I must state again that given the lack of credible information and the abundance of incorrect family trees shared on the web, the absolute truth of this information is not completed. If you have credible family information about the James Morgan Walker line, please share. Some people believe that this family originated in Letterkenny, Ulster, Northern Ireland. The truth of this line is in question.
Another Walker family that immigrated to America will be called the Senator Walkers. William Walker (1601-1657) and his wife Elizabeth Lacey (1608-1757) immigrated from Lancashire, England in the year 1652 and settled in Westmoreland County, Virginia.
The second generation was Major Thomas Walker (February 19, 1625-1683) and wife Sarah Fleete. They were the parents of fourteen children. One of their sons was Col. John Walker (Oct. 27, 1654-April 17, 1713). He was married to Rachael Croshaw and resided in King and Queen County, Virginia.
A son of the next generation was Col. Thomas Walker (January 12, 1670-1736) and his wife Susannah Peachy of Gloucester County, Virginia. One of their sons was Dr. Thomas Walker (1715-1794) and his wife was Mildred Thornton of King and Queen County, Virginia.
Senator John Walker was born to Dr.

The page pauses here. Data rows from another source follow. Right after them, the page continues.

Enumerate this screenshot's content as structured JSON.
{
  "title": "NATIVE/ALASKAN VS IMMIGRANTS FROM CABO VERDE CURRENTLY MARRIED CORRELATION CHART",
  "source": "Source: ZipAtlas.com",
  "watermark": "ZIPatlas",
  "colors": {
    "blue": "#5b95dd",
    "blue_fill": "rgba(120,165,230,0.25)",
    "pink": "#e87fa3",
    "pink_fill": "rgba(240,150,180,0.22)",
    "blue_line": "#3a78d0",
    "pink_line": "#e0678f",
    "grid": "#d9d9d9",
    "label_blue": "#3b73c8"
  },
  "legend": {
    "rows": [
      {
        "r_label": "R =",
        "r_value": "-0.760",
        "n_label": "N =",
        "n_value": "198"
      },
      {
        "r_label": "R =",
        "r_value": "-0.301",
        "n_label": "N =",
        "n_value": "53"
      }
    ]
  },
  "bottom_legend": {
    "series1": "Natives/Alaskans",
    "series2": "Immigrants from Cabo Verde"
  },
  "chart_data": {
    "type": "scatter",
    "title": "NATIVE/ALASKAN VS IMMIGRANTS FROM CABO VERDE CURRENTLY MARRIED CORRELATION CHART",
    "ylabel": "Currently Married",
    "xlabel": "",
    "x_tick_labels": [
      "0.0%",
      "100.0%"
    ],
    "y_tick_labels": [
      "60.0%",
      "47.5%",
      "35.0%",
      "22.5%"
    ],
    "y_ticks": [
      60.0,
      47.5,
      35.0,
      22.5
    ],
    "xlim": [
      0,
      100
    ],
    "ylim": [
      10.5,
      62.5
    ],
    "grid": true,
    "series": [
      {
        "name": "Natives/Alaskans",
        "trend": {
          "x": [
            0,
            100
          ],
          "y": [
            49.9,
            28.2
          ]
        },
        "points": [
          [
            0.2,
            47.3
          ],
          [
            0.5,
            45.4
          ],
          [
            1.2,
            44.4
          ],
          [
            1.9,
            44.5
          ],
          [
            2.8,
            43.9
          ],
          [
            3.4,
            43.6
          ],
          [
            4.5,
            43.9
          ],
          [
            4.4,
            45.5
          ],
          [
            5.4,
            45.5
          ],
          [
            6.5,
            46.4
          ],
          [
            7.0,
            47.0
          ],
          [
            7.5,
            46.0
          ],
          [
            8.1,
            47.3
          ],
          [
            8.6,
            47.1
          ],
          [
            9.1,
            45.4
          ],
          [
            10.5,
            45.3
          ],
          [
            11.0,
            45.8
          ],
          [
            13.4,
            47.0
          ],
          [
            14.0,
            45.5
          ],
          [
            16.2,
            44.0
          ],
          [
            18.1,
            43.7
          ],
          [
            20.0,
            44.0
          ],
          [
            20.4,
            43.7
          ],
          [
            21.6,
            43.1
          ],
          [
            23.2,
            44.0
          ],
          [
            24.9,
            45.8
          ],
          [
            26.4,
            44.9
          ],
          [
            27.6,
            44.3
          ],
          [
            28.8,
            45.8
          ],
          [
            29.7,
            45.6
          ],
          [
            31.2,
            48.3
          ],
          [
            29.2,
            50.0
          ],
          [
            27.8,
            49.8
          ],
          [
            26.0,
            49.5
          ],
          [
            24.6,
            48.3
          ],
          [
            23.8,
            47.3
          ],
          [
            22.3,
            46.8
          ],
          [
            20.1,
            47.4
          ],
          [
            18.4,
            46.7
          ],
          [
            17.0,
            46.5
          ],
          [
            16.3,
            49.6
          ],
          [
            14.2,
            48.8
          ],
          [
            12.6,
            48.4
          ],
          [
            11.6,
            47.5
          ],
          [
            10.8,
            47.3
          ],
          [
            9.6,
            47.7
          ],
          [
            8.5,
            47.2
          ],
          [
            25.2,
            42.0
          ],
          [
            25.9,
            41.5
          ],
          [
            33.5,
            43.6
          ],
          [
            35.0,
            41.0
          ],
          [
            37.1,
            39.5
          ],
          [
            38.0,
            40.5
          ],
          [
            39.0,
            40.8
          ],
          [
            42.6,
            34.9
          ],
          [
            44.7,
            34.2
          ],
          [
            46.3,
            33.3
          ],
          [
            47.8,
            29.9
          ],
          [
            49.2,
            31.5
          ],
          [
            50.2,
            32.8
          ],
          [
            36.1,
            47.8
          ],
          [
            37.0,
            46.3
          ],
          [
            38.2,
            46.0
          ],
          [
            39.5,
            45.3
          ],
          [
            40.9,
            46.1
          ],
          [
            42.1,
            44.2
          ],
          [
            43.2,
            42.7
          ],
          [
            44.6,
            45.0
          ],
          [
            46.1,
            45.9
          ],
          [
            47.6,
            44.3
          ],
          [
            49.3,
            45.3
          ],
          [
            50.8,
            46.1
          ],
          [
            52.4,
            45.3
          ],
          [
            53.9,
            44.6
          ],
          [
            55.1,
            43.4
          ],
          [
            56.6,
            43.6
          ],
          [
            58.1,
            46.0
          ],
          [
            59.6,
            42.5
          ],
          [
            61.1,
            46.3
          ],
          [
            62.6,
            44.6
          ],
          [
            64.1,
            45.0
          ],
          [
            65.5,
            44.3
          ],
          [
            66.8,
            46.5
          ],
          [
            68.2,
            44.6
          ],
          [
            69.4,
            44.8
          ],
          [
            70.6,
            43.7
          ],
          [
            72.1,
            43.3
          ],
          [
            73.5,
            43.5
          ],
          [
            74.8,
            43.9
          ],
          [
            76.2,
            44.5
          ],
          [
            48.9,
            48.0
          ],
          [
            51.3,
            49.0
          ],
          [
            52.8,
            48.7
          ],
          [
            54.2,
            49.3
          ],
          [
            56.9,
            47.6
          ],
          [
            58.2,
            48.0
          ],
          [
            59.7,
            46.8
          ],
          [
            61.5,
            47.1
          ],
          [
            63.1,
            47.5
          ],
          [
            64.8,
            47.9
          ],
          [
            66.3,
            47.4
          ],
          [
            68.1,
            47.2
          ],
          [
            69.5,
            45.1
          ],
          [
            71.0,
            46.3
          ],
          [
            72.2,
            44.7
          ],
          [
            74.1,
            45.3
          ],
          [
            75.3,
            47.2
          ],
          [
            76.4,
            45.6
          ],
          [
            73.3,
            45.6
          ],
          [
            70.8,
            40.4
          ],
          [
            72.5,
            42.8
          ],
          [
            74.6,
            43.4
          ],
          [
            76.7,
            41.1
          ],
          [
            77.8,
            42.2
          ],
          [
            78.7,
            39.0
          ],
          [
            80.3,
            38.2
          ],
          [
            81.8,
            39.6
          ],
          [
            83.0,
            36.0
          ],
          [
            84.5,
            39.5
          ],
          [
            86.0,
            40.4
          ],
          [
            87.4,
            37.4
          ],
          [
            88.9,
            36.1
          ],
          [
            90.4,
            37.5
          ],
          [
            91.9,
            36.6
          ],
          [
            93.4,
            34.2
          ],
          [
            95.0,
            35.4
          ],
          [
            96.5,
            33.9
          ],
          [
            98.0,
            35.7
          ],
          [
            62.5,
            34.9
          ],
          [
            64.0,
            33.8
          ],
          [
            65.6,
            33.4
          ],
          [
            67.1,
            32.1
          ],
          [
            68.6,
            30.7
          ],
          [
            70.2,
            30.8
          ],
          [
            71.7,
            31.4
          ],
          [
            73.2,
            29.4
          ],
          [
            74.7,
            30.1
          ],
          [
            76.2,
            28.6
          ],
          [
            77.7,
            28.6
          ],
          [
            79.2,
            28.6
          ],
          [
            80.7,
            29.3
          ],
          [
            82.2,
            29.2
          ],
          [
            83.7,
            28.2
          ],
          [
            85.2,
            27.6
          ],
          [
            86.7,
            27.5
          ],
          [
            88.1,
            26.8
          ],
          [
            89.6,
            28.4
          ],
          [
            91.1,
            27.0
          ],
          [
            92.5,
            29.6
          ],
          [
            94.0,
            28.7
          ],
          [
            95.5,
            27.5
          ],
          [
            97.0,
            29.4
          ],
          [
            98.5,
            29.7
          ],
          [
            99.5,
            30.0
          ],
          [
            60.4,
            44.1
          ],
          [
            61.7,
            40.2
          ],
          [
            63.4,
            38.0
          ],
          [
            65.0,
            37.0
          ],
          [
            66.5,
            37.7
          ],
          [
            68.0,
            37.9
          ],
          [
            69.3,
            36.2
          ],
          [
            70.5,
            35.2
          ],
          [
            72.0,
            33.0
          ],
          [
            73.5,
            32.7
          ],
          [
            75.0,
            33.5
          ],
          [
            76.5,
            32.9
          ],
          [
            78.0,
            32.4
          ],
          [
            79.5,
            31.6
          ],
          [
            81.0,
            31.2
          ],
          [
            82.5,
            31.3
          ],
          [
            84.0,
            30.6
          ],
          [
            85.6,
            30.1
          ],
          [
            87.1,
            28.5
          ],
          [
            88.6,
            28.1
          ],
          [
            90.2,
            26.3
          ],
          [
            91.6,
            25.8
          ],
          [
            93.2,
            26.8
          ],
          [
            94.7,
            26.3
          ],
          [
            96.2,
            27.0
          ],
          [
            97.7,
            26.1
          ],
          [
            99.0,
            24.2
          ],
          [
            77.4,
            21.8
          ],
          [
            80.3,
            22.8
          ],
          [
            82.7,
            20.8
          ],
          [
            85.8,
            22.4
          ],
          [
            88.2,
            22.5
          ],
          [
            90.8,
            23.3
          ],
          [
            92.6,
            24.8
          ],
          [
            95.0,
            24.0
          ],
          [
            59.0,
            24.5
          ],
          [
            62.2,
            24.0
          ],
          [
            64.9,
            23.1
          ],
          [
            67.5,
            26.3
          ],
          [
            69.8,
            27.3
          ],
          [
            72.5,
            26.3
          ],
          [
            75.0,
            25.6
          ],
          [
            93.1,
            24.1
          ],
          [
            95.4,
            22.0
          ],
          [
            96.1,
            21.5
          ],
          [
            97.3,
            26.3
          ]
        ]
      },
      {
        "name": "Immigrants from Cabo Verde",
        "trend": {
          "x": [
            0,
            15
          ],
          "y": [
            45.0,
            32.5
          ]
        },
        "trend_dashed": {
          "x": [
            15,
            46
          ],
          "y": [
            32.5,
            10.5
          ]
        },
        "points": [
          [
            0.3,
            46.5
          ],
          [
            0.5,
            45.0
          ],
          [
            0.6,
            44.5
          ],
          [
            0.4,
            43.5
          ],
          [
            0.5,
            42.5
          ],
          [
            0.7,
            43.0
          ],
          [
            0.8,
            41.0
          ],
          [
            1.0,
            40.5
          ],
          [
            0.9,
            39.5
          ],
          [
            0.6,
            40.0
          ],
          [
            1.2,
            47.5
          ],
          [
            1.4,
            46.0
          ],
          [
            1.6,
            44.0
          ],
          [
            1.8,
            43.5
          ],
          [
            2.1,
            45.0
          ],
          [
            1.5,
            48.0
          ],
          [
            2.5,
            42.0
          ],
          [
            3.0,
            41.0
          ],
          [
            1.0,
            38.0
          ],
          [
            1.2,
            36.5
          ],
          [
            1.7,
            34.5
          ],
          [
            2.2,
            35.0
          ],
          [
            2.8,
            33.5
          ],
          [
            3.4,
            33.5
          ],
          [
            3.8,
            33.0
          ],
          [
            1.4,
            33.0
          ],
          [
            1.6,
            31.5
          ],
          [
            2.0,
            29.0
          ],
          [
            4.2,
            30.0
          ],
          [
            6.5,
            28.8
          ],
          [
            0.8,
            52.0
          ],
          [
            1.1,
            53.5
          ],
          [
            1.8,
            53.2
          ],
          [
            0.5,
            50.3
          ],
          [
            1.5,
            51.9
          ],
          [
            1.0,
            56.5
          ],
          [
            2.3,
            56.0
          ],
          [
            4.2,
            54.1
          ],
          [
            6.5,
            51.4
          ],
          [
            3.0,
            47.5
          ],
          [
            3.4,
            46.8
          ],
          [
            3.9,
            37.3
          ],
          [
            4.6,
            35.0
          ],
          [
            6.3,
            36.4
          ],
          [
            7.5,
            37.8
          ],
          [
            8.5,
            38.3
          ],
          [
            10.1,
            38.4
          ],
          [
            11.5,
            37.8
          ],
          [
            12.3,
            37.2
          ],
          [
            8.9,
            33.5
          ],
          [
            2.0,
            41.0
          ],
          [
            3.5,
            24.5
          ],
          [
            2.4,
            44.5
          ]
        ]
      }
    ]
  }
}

Thomas and Mildred in 1744. He was educated at the College of William and Mary and was in the Revolutionary War where he was a Colonel serving as an aide-de-camp to General George Washington. He married Elizabeth Moore (1742-1809) and was elected as a United States Senator. John and Elizabeth (Betsy) resided in Castle Hill, Virginia. This impressive mansion was built by father Dr. Thomas Walker and was located close to where Monticello would be built.